Les caisses sont cerclées par le fabricant de piques lui-même, à l’aide d’une bande de papier fantaisiste qui ne signifie rien et n’a évidemment aucun caractère officiel. Pendant des années, il reproduisait les cachets des 2 organismes précédemment chargés du contrôle, les piques étaient étiquetées comme précédemment et la boîte contenait un certificat avec les cachets de l’UCTL (inexact d’ailleurs) et de l’Union nacional de picadores y banderilleros españoles : tout cela c’était des faux et usage de faux ! Le 15 janvier 2000, je l’avais signalé à Juan Pablo Jiménez Pasquau qui était alors président de l’UCTL ; je ne sais pas ce qu’il en est aujourd’hui hormis le fait que le contrôle préalable n’a pas été rétabli.
En Espagne, alors qu’auparavant le délégué de l’autorité devait avoir sur lui un gabarit pour contrôler les piques, le règlement de 1992 a supprimé celui-ci (en même temps que le délégué devenait gouvernemental). Donc impossibilité d’un contrôle aux arènes.
De toute évidence l’Union des villes taurines de France (UVTF) n’a pas encore connaissance de la disparition du contrôle préalable ! La preuve en est qu’elle prescrit toujours l’examen de l’intégrité des scellés de la boîte des piques et sur la présence du sceau (un seul et l’on ne dit pas lequel) posé par les “organisateurs” (organisateurs de quoi ? les 3 associations citées ne pouvant être qualifiées d’organisateurs).
Art. 62 :
Les piques seront présentées par l’organisateur au délégué de la CTEM avant l’apartado, dans une boîte scellée que celui-ci ouvrira. Elles ne serviront que pour une course et porteront, sur la partie entourée de corde, le sceau préalablement posé par les organisateurs compétents à savoir : «la Asociación de matadores españoles de toros y novillos y de rejoneadores, la Unión nacional de picadores y banderilleros y la Unión de criadores de toros de lidia».
[...] Conséquence de la disparition du contrôle préalable, nous rencontrons souvent — les vétérinaires de l’UCTL l’ont signalé lors de leur rapport de 1998 — des piques dont la pyramide d’acier a été trafiquée : faces de la pyramide plus ou moins creusées et arêtes concaves !» Marc Roumengou (juin 2008).

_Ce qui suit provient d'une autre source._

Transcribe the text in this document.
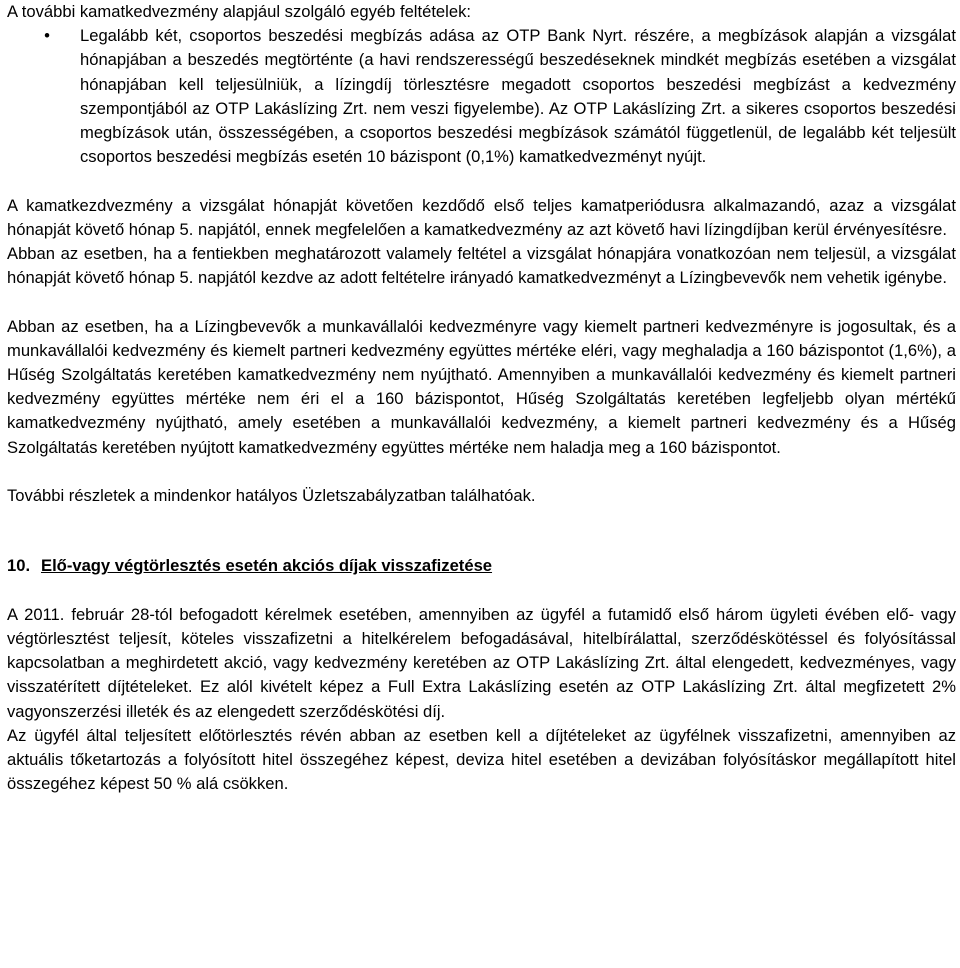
A további kamatkedvezmény alapjául szolgáló egyéb feltételek:

• Legalább két, csoportos beszedési megbízás adása az OTP Bank Nyrt. részére, a megbízások alapján a vizsgálat hónapjában a beszedés megtörténte (a havi rendszerességű beszedéseknek mindkét megbízás esetében a vizsgálat hónapjában kell teljesülniük, a lízingdíj törlesztésre megadott csoportos beszedési megbízást a kedvezmény szempontjából az OTP Lakáslízing Zrt. nem veszi figyelembe). Az OTP Lakáslízing Zrt. a sikeres csoportos beszedési megbízások után, összességében, a csoportos beszedési megbízások számától függetlenül, de legalább két teljesült csoportos beszedési megbízás esetén 10 bázispont (0,1%) kamatkedvezményt nyújt.

A kamatkezdvezmény a vizsgálat hónapját követően kezdődő első teljes kamatperiódusra alkalmazandó, azaz a vizsgálat hónapját követő hónap 5. napjától, ennek megfelelően a kamatkedvezmény az azt követő havi lízingdíjban kerül érvényesítésre.

Abban az esetben, ha a fentiekben meghatározott valamely feltétel a vizsgálat hónapjára vonatkozóan nem teljesül, a vizsgálat hónapját követő hónap 5. napjától kezdve az adott feltételre irányadó kamatkedvezményt a Lízingbevevők nem vehetik igénybe.

Abban az esetben, ha a Lízingbevevők a munkavállalói kedvezményre vagy kiemelt partneri kedvezményre is jogosultak, és a munkavállalói kedvezmény és kiemelt partneri kedvezmény együttes mértéke eléri, vagy meghaladja a 160 bázispontot (1,6%), a Hűség Szolgáltatás keretében kamatkedvezmény nem nyújtható. Amennyiben a munkavállalói kedvezmény és kiemelt partneri kedvezmény együttes mértéke nem éri el a 160 bázispontot, Hűség Szolgáltatás keretében legfeljebb olyan mértékű kamatkedvezmény nyújtható, amely esetében a munkavállalói kedvezmény, a kiemelt partneri kedvezmény és a Hűség Szolgáltatás keretében nyújtott kamatkedvezmény együttes mértéke nem haladja meg a 160 bázispontot.

További részletek a mindenkor hatályos Üzletszabályzatban találhatóak.

10. Elő-vagy végtörlesztés esetén akciós díjak visszafizetése

A 2011. február 28-tól befogadott kérelmek esetében, amennyiben az ügyfél a futamidő első három ügyleti évében elő- vagy végtörlesztést teljesít, köteles visszafizetni a hitelkérelem befogadásával, hitelbírálattal, szerződéskötéssel és folyósítással kapcsolatban a meghirdetett akció, vagy kedvezmény keretében az OTP Lakáslízing Zrt. által elengedett, kedvezményes, vagy visszatérített díjtételeket. Ez alól kivételt képez a Full Extra Lakáslízing esetén az OTP Lakáslízing Zrt. által megfizetett 2% vagyonszerzési illeték és az elengedett szerződéskötési díj.

Az ügyfél által teljesített előtörlesztés révén abban az esetben kell a díjtételeket az ügyfélnek visszafizetni, amennyiben az aktuális tőketartozás a folyósított hitel összegéhez képest, deviza hitel esetében a devizában folyósításkor megállapított hitel összegéhez képest 50 % alá csökken.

1 Un texte salutaire se terminant par ces lignes à valeur de manifeste : «Tant qu’un butoir efficace ne sera pas placé immédiatement après la pique proprement dite, tant que l’on ne sanctionnera pas sévèrement les picadors qui impriment un mouvement de marteau-piqueur à la garrocha, ainsi que ceux qui ferment la sortie au taureau (carioca), les blessures par pique continueront à pénétrer de 20 à 30 cm et plus dans le corps du taureau.» À bon entendeur...
2 Les premières lignes de l'article de Wikipédia énoncent qu'«un conflit d'intérêts apparaît quand un individu ou une organisation est impliquée dans de multiples intérêts, l'un deux pouvant corrompre la motivation à agir sur les autres.»
3 La caisse visible sur le second lien de ce post en contient 14 (NDLR).

>>> L'article 62 du règlement de l'UVTF peut être lu dans son intégralité en cliquant sur ce lien.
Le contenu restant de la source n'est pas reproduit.